This image of the Stone House’s courtyard, was provided to KHAS from the collection of the late Reg Palmer. This image pairing shows the courtyard belonging to the grand Stone House on the High Street, to the west of the main house itself.
The house itself has large grounds to the rear, including a tennis court and swimming pool, and as this property listing from 2014 tells us, “The Stone House in Kenilworth, Warwickshire, can truly be described as ship shape. It was originally created for an admiral and has an unusual boat-like design”. The listing goes on to say that the buildings surrounding courtyard contained “a detached coach house which currently comprises a stable, tack room, store room and two loft rooms above.”
TimeTrail Warwickshire tells us that the Stone House’s site was once home to one of the many horn comb factories along the High Street. These factories were once so numerous that the area was colloquially known as “Little Brummingham”. The TimeTrail entry for this particular corn comb manufactory contains a source attributed to our own John Drew in 1965, who says that “Mr Heynes in the Coventry Standard for 24:08:1894 mentions a large factory situated by the Stone House.
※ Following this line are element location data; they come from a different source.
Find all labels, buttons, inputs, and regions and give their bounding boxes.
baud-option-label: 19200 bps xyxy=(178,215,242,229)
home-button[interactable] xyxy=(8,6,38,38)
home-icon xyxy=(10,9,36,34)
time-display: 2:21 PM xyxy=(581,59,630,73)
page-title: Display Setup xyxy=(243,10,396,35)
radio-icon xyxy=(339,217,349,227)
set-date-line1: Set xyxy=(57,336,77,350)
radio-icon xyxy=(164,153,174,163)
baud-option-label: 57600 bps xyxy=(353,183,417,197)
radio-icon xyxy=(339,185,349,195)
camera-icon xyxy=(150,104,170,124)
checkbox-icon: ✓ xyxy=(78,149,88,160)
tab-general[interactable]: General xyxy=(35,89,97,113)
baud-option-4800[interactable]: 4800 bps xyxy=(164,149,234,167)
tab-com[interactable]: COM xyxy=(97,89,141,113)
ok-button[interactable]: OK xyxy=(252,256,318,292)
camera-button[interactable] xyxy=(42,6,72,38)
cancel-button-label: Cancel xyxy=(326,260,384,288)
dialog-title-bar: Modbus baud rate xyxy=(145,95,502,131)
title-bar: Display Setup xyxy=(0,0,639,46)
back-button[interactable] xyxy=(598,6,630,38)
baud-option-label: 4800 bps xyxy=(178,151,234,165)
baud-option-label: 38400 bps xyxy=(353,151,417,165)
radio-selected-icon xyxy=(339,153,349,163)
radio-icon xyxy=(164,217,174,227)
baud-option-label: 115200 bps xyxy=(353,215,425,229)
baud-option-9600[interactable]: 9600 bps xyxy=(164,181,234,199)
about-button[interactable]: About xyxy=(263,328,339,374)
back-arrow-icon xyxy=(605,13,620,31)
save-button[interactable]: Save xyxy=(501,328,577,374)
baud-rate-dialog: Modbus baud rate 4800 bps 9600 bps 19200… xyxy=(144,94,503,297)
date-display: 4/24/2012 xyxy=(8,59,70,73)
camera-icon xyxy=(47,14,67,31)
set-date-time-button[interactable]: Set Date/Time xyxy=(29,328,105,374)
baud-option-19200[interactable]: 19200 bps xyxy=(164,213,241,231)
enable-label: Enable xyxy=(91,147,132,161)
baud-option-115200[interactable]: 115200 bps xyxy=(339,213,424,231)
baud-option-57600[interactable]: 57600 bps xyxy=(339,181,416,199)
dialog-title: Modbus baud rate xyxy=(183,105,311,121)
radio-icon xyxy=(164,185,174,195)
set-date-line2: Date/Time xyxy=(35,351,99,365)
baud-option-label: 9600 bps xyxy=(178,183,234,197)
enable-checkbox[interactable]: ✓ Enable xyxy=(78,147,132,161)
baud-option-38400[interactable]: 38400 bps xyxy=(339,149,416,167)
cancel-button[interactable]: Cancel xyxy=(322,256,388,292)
The Stone House still stands (1965) in the High Street.”
There seems to have been some confusion in subsequent historic records for the site of this horn comb factory, an error which still persists on the Our Warwickshire website, which incorrectly lists the location of the Stone House as the stone-built former Midland Bank towards the eastern end of the High Street. The TimeTrail Warwickshire website attributes this misinterpretation to a D.J. Thompson in 1983, and a subsequent correction to a verbal communication received from a Gill Stewart in 2014.
Other than the aforementioned Dudley Taylor, the only other snippet I can find in relation to the occupants of the Stone House is the following, from an article by Joyce Powell in Kenilworth History 2001 – 2002. Joyce recorded that “The next tenant of the new vicarage was the ebullient Dr. Samuel Butler, Kenilworth’s only native vicar. This was his birthplace, where his parents still lived and his uncle ruled in Stone House”. Samuel Butler left Kenilworth in 1837 to become Bishop of Lichfield.